Aus der Perspektive eines qualitätsbewussten Fachhändlers liest sich das alles wie der anstehende Untergang des Abendlandes. Angesichts der ehrgeizigen Expansionspläne drängt sich gleichzeitig der Eindruck auf, dass im Discount auch eine Blasenbildung droht. Die Anbieter sind nicht nur Jäger, sie sind auch die Gejagten. Sie konkurrieren nicht nur mit dem Fachhandel, sondern insbesondere untereinander. Der Wachstumsdruck ist hoch, nicht nur weil in diesem Markt Größe im Einkauf ganz besonders zählt, sondern weil hinter den meisten Playern Finanzinvestoren mit Verkaufsabsichten stehen.

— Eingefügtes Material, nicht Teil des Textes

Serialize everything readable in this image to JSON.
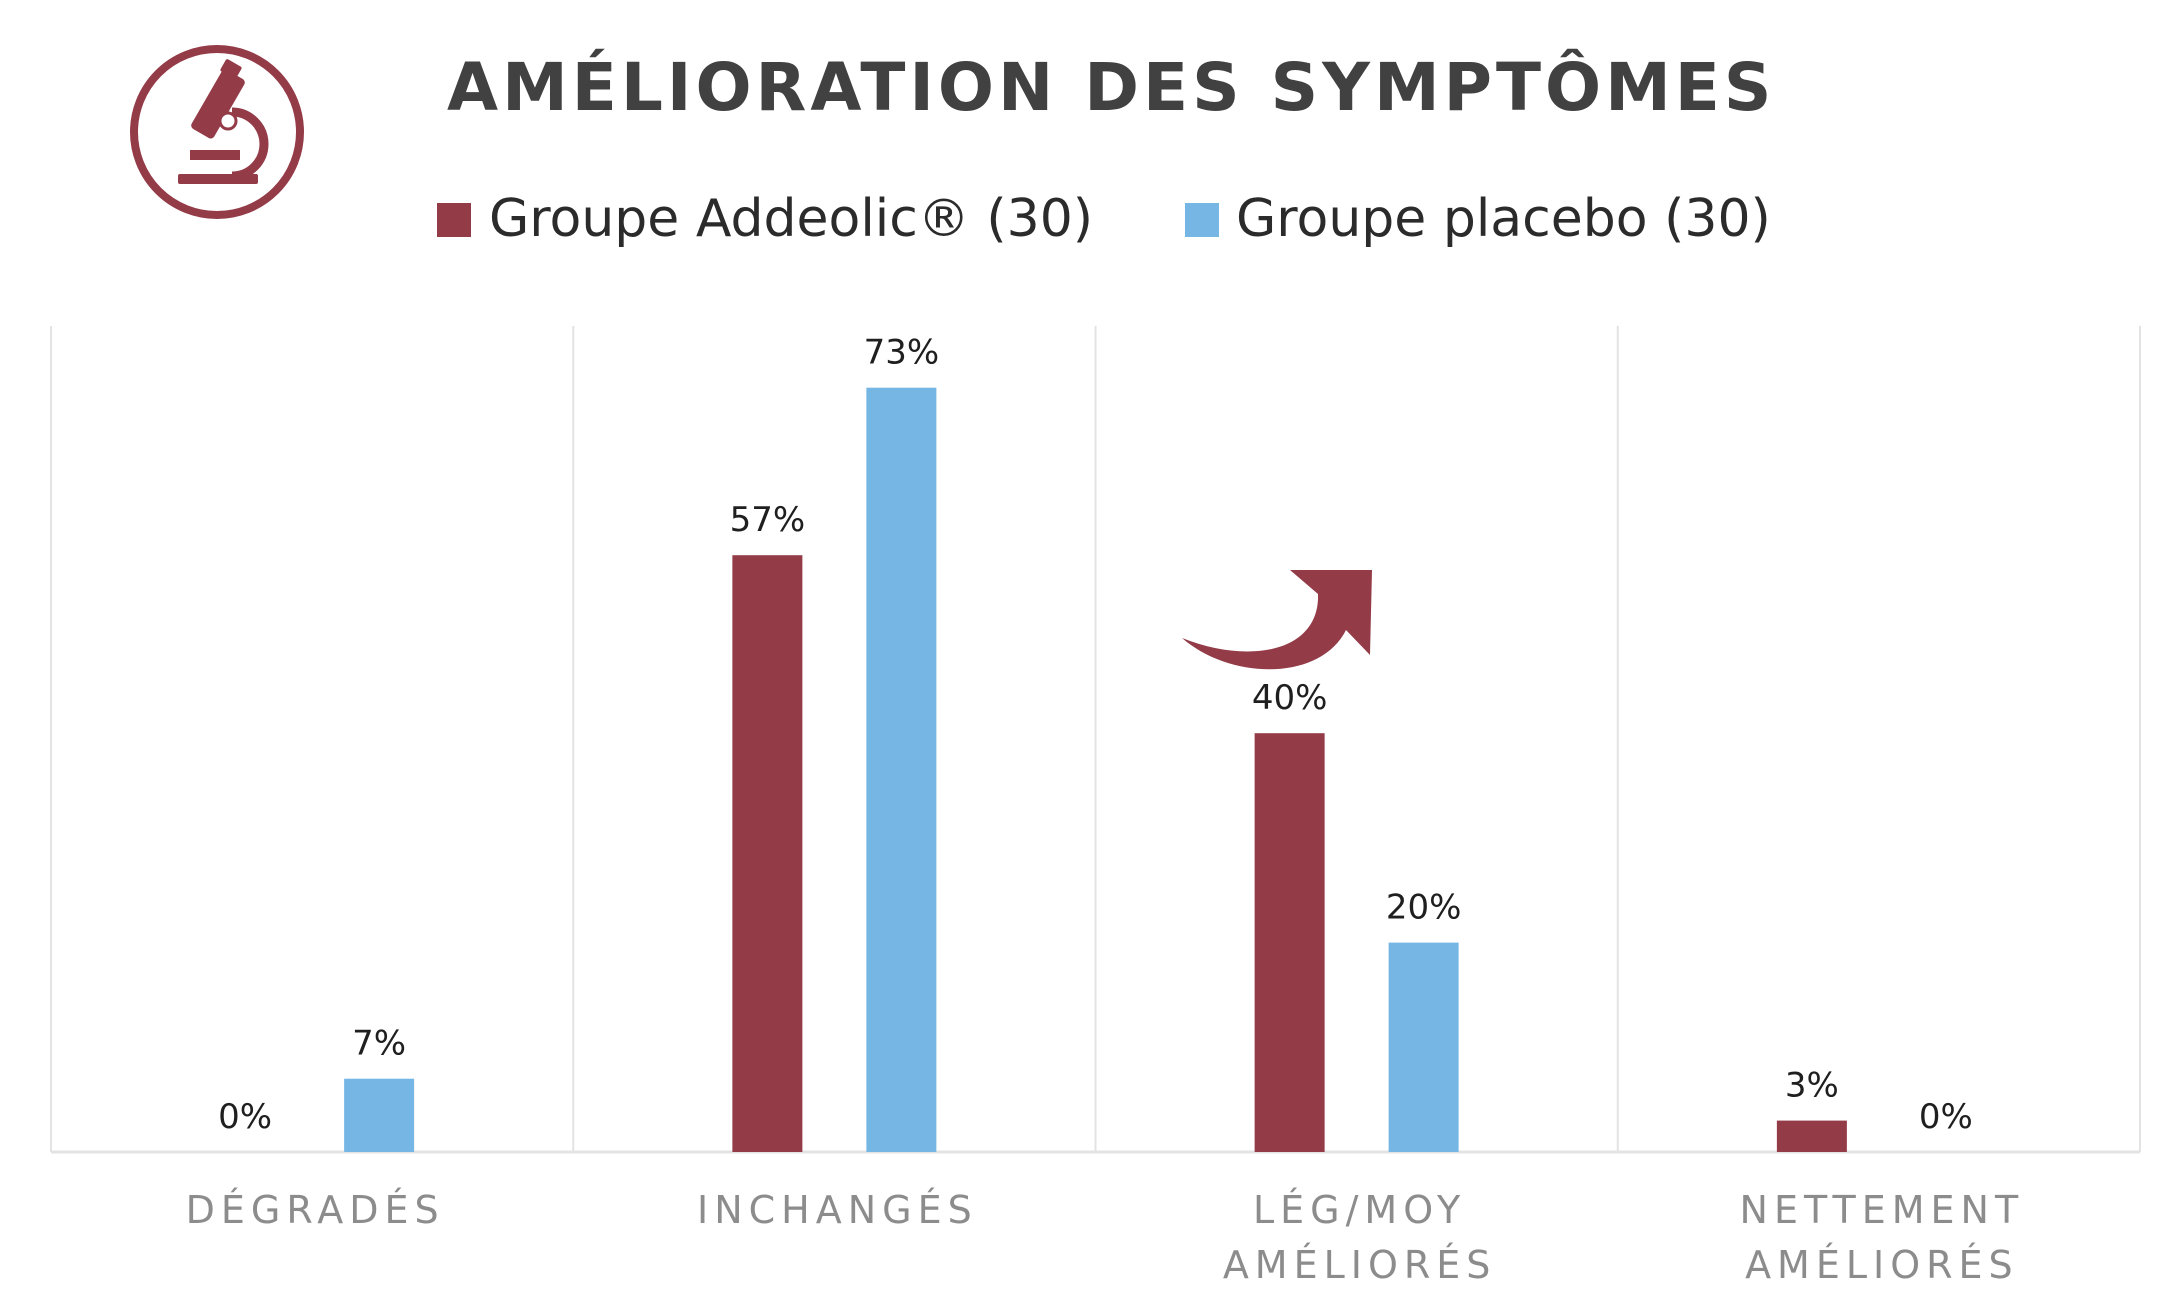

Stramme Wachstumsraten mögen die Filialisten zu attraktiv erscheinenden Übernahmezielen machen. Der Attraktivität vieler Innenstädte tut diese Entwicklung indes nicht gut. Übernahme-Gerüchte gab es zuletzt um Woolworth und um NKD. Gut möglich, dass wir bald eine Konsolidierung dieser Szene sehen werden.